Details
-
Improvement
-
Status: Resolved
-
Minor
-
Resolution: Fixed
-
2.3.5, 2.4.4, 3.0.0-alpha-2
-
None
-
None
-
Reviewed
Description
In Remote Procedure dispatcher, before submitting (sub)Procedure to Thread pool, we enqueue it as DelayedWithTimeout object on DelayQueue.
TimeoutExecutorThread keeps dequeuing elements from this DelayQueue and submit the Procedure to the threadpool. The expiration of DelayedWithTimeout is determined by getDelay(TimeUnit):
@Override public long getDelay(final TimeUnit unit) { return DelayedUtil.getRemainingTime(unit, getTimeout()); }
/** * @return Time remaining as milliseconds. */ public static long getRemainingTime(final TimeUnit resultUnit, final long timeout) { final long currentTime = EnvironmentEdgeManager.currentTime(); if (currentTime >= timeout) { return 0; } return resultUnit.convert(timeout - currentTime, TimeUnit.MILLISECONDS); }
Hence, in order for the elements to get dequeued on time, it is necessary that EnvironmentEdgeManager.currentTime() returns the current time in millis.
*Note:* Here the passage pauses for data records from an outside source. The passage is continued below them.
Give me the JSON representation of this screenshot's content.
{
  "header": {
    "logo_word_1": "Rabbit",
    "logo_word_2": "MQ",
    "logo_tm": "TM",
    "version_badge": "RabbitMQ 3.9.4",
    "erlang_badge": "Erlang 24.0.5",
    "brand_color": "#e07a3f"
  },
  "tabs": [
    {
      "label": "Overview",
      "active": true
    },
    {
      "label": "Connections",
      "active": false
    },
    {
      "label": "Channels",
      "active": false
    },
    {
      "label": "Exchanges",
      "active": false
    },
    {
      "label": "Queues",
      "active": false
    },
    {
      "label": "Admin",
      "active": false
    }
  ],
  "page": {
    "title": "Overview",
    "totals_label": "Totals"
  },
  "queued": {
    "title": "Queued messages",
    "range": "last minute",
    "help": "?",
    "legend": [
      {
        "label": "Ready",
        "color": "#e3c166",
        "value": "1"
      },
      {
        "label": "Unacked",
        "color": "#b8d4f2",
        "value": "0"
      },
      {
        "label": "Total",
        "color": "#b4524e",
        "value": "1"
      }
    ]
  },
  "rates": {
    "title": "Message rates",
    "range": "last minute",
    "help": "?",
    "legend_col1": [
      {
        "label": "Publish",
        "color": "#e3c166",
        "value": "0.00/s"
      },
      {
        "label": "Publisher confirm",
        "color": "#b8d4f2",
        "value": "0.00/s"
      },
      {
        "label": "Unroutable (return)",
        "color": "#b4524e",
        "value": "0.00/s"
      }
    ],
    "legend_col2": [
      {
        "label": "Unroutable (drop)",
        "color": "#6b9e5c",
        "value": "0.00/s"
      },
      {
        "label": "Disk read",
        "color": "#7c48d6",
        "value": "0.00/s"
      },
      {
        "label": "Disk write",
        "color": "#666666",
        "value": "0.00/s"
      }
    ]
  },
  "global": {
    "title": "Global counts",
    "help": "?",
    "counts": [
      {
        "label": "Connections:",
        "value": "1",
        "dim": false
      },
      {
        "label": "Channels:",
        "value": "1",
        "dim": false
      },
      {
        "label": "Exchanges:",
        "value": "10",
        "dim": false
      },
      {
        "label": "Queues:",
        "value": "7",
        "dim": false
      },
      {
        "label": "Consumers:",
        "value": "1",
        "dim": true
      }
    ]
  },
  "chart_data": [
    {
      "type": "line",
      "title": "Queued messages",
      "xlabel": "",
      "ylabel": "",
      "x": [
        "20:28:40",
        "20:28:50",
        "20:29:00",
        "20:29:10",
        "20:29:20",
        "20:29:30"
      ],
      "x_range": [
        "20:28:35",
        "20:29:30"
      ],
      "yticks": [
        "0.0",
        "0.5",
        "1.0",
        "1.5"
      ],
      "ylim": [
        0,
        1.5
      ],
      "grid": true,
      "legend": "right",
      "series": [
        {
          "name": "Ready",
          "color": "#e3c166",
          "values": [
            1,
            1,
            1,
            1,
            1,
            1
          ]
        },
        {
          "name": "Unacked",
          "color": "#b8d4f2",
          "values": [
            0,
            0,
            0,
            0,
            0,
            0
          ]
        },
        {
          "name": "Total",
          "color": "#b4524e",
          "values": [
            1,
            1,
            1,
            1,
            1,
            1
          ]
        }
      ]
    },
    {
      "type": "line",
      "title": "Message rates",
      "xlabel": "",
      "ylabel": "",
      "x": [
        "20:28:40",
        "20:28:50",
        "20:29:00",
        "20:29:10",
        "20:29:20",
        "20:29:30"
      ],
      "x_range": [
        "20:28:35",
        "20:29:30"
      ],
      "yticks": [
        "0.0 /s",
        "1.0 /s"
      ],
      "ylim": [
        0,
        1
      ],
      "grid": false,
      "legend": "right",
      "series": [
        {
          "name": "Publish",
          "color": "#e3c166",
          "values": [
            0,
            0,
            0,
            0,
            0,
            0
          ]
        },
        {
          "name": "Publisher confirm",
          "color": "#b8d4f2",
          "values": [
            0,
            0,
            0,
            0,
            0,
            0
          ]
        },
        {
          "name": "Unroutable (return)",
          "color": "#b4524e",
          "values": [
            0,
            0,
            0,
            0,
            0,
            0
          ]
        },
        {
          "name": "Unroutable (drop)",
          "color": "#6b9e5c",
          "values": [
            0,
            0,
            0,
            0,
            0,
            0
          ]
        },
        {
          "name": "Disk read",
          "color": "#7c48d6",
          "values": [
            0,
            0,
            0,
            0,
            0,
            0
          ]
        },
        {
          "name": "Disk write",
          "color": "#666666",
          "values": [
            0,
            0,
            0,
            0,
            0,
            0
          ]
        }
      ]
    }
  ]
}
As part of unit test, if we use our own custom EnvironmentEdge and inject it using EnvironmentEdgeManager.injectEdge before creating any tables, it is possible that we continue returning same value (based on custom impl) with EnvironmentEdgeManager.currentTime(). If that is the case, getRemainingTime as mentioned above, will never return 0 and hence, the procedure wrapped in DelayedWithTimeout might never be dequeued from DelayQueue because it's delay will not expire.
As of today, our system goes in hanging state while waiting for table regions to be available (as mentioned above, DelayedWithTimeout object never gets dequeued from DelayQueue).
Thread dump might show something like this consistently:
"ProcedureDispatcherTimeoutThread" #319 daemon prio=5 os_prio=31 tid=0x00007fcaf0cae800 nid=0x21d03 waiting on condition [0x0000700019293000] java.lang.Thread.State: TIMED_WAITING (parking) at sun.misc.Unsafe.park(Native Method) - parking to wait for <0x00000007225a0090> (a java.util.concurrent.locks.AbstractQueuedSynchronizer$ConditionObject) at java.util.concurrent.locks.LockSupport.parkNanos(LockSupport.java:215) at java.util.concurrent.locks.AbstractQueuedSynchronizer$ConditionObject.awaitNanos(AbstractQueuedSynchronizer.java:2078) at java.util.concurrent.DelayQueue.take(DelayQueue.java:223) at org.apache.hadoop.hbase.procedure2.util.DelayedUtil.takeWithoutInterrupt(DelayedUtil.java:82) at org.apache.hadoop.hbase.procedure2.RemoteProcedureDispatcher$TimeoutExecutorThread.run(RemoteProcedureDispatcher.java:314) Locked ownable synchronizers: - None
Although running into situation like this is not likely possible unless custom EnvironmentEdge is used as mentioned above, we should improve our dequeue logic as well as log important message to show where we are stuck.